課題解決って、ずいぶん上から目線だと思いません?
わたしたちは、これで完了!とばかりにデザインをお渡ししますが、企業が抱える課題は、ほんとうに解決できているんでしょうか。その課題はクリアできても他の課題が浮上したり、別の角度から見ると前の方がよかった?!なんてこともあったりしませんか? もっと根っこの部分に深い問題が潜んでいることだってあります。
解決という言葉に、わたしたちを頼ってくれたたいせつな人を、置き去りにするような冷たさを感じるのです。デザインって、そんなものでしたっけ?
 
確かにデザインは課題に向き合い、解決をめざすものです。ただ、ほんとうに解決できた?との問いを、どこまで持ち続けることができるのか。そこにデザインの本質があると思うのです。
デザインは、おそらく「解決」ではなく、「改良」です。つまり、ちょっとよくするプロセスなんです。前よりずっといいね!と喜んでいただけるし、きっと使うのが楽しくなる。でも今後もっとよくなる可能性も秘めている。それでいいのです。
そう思えたとき、学生に向けてデザインのすばらしさを自信をもってお伝えできる!と確信することができました。

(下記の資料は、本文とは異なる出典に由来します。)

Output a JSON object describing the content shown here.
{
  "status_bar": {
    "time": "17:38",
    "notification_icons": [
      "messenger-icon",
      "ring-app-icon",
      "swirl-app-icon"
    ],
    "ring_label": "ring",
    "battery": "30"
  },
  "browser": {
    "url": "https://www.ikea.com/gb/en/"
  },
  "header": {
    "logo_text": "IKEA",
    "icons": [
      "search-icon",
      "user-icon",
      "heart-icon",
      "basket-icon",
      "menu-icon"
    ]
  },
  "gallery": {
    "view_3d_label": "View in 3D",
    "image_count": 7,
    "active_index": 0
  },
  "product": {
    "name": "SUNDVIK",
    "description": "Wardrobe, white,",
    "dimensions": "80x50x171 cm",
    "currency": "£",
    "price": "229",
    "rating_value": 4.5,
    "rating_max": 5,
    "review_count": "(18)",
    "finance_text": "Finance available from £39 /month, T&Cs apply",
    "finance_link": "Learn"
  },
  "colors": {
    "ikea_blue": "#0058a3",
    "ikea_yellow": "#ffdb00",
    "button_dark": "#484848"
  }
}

デザインは「つなげる」「うごかす」「よくする」こと。

「つなげる」
人と人、あるいは人とモノ、人とコト。それをつなぐのが、デザインです。心地よくつながったり、気づいたらつながっていたり、つながりたい!と、思ってもらえることをめざすのも、デザインです。
 
「うごかす」
つないだところをよく「うごかす」ことも、デザインにできることです。
よくうごくとわかれば人は集まってきます。よくうごくのは、丈夫で安全な証拠です。心もつながってうごくから、宣伝しなくても広がります。するとステキなコミュニティが生まれます。
 
「よくする」
よくつながって、よくうごくことで、人の暮らしはよくなります。なかなか解決できない課題があっても、全体がすこしよくなれば、課題もすこしよくなります。よくなった部分が、気になる課題を補ってくれるかも!
たとえ解決できなくても、克服する方法や折り合う位置の模索も、デザインにできることなのです。
 
このシンプルな3つの言葉に、デザイナーとしての意志を、
力いっぱい込めました。
 


自然農園のデザインの再定義「つなぐ」「うごかす」「よくする」は、まだ社員の誰にも話していないうちに、自信をもって、最初に学生のみなさんに伝えてしまいました。
「デザインとはコミュニケーションそのものです。つないで、うごかして、よくするプロセスそのものです。これが、自然農園が考えるデザインです。そして本日のこの授業も、わたしがデザインしてみなさんにお渡しした、
コミュニケーションの場と時間のかたちです。みなさんの心はよくうごいてくれたでしょうか」
 
後日、受講後の学生のレポートでは、たくさんのアツいコメントをいただきました。
自然農園の制作部門統括としては完全なフライングでしたが、以降、役員の理解も得られ、社員の方々にときに熱く語ったり、じんわりと伝わるよう、さりげなく日々の言葉に織り込んでみたり、さまざまかたちで浸透させようとしています。
 
学生のみなさん、そして自然農園の社員の中には、「デザインって課題解決じゃなかったのか...」とがっかりされる方もいらっしゃるかもしれません。確かに、デザインには限界を知る辛さもあります。デザインを仕事にすると思い悩むことも多いのです。しかし過去を振り返ると、技術革新という希望があることに気づきます。新しい技術を大いに歓迎してきたデザインの未来を楽しみにし、あたたかく人間くさい問いのまなざしを持ち続けること。
これは、人間のデザイナーにしかできないことだと、わたしは思っています。